Lalu mesti bagaimana? Untunglah Tuhan ciptakan Minggu sebagai hari untuk beribadah dan beristirahat. Banyak manusia yang salah dalam memanfaatkan akhir pekannnya. Bukannya berefleksi dan meditasi atas semua pekerjaan yang dilakukannya selama sepekan, malah menambah jadwal janji temu dengan orang lain, menambah jadwal pekerjaan dan daftar tugas. Itu akan memberatkan jiwa, tentu saja. Namun lain halnya jika memang benar-benar butuh sehingga perlu mencari tambahan di akhir pekan.  Menyenangkan diri bukan sekadar menemukan tempat baru dan suasana baru di luar kediaman. Menyenangkan diri bukan sekadar melepas gelak-tawa dengan gelas dingin berisi jus jeruk. Menyenangkan diri bukan sekadar melemaskan otot tubuh yang tegang akbiat pekerjaan. Menyenangkan diri itu sederhana, menyenangkan diri itu kembali.
Bekerja sepanjang hari sepekan penuh, dari pagi hingga petang, itu untuk siapa? Nah, itu lah menyenagkan diri. Akhir pekan saat yang tepat untuk memenuhi kembali hasrat pada tujuan-tujuan yang telah kita tetapkan di awal, sehingga kita mau bekerja keras.  Akhir pekan saat yang tepat untuk menyenangkan diri, membangun dan memperbesar tujuan awal. Bagi yang sudah berkeluarga, menyenangkan diri adalah  memberikan perhatian penuh pada keluarganya. Bagi yang masih lajang, menyenangkan diri adalah  mengecek persiapan yang akan digunakan untuk masa depannya.

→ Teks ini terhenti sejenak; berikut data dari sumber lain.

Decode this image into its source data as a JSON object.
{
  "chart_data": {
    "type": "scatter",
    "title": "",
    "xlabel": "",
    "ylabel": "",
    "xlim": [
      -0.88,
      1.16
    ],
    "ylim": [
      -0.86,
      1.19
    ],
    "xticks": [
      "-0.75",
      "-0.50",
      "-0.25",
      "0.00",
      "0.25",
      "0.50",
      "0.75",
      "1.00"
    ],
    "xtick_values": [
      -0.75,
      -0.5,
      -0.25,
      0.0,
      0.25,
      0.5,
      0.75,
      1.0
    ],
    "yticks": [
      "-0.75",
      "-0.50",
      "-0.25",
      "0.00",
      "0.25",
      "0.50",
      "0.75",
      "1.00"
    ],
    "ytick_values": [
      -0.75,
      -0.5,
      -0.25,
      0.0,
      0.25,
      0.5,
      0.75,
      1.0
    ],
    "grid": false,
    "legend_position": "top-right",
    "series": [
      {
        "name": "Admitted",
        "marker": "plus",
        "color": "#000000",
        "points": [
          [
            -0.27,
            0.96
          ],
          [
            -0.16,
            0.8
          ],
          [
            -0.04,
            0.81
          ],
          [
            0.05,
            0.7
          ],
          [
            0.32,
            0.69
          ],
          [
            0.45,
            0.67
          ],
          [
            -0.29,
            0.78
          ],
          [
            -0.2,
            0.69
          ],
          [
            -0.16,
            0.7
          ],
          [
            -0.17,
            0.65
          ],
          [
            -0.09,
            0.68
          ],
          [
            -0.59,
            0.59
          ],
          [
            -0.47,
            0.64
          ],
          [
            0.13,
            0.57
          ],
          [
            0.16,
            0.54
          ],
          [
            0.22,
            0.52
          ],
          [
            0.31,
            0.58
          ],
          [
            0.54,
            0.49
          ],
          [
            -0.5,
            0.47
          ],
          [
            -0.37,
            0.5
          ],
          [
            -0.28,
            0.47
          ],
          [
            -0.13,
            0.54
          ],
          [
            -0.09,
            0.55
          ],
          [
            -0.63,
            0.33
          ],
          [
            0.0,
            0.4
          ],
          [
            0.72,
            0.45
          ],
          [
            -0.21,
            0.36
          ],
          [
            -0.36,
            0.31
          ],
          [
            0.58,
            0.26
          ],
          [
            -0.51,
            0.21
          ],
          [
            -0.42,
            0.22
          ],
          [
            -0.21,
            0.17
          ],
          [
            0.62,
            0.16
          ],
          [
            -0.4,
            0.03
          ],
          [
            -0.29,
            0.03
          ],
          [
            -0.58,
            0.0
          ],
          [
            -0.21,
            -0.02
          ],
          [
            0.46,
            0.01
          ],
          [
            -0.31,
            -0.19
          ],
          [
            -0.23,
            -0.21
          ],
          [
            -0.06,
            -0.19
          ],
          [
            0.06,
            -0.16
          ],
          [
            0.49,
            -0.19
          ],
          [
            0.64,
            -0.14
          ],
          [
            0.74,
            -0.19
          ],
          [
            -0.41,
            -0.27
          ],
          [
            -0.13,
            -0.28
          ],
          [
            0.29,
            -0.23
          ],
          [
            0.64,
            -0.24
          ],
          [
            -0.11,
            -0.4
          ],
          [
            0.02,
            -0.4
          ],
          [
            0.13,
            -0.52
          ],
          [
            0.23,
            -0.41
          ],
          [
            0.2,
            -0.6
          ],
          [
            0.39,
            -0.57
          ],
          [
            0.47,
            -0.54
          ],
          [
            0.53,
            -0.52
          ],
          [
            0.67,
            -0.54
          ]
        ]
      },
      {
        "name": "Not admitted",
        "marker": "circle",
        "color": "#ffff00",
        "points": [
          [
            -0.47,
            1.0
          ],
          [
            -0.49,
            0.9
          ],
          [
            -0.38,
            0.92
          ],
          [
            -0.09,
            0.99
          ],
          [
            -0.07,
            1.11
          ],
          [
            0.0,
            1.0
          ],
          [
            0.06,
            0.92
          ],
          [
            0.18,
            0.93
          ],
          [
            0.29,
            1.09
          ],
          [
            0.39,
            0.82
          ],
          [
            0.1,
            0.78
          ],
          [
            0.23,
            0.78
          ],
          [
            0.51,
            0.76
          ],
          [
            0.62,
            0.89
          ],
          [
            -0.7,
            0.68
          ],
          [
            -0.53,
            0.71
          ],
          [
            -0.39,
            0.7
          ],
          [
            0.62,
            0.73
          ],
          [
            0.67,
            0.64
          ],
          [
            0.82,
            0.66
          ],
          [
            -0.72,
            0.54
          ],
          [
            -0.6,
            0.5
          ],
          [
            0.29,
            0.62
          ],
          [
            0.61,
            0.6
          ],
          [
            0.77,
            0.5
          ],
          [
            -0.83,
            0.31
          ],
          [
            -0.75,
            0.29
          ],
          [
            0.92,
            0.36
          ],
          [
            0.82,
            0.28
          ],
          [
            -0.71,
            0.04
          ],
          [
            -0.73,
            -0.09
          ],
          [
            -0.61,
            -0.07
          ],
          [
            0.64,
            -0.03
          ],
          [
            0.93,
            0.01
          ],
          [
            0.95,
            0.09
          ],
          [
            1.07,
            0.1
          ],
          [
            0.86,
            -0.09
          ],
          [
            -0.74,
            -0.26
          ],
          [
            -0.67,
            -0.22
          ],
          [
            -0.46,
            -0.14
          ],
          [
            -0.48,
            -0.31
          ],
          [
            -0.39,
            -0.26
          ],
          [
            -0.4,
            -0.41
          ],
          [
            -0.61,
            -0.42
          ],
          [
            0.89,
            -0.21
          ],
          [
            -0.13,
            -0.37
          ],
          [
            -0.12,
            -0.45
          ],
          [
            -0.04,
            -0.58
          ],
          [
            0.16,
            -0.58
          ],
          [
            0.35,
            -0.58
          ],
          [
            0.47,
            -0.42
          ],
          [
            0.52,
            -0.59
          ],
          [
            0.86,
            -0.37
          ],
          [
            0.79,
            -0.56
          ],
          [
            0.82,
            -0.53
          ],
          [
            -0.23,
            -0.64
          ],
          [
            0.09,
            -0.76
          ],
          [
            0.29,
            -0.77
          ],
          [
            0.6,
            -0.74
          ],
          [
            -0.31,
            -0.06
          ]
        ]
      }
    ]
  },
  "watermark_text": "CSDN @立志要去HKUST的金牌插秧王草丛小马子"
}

Banyak yang lupa menyenangkan diri sehingga memaksa manusia lain menyenangkan dirinya. Menyenangkan diri itu ada di dalam pribadi, ada di dalam jiwa. Kembali berfokus pada tujuan awal, merenung sejenak, kemudian bersenang-senanglah. Sebab kalau bukan diri sendiri yang merawat, siapa lagi yang akan bertanggung jawab jika suatu saat jiwa mudah sakit dan sekarat?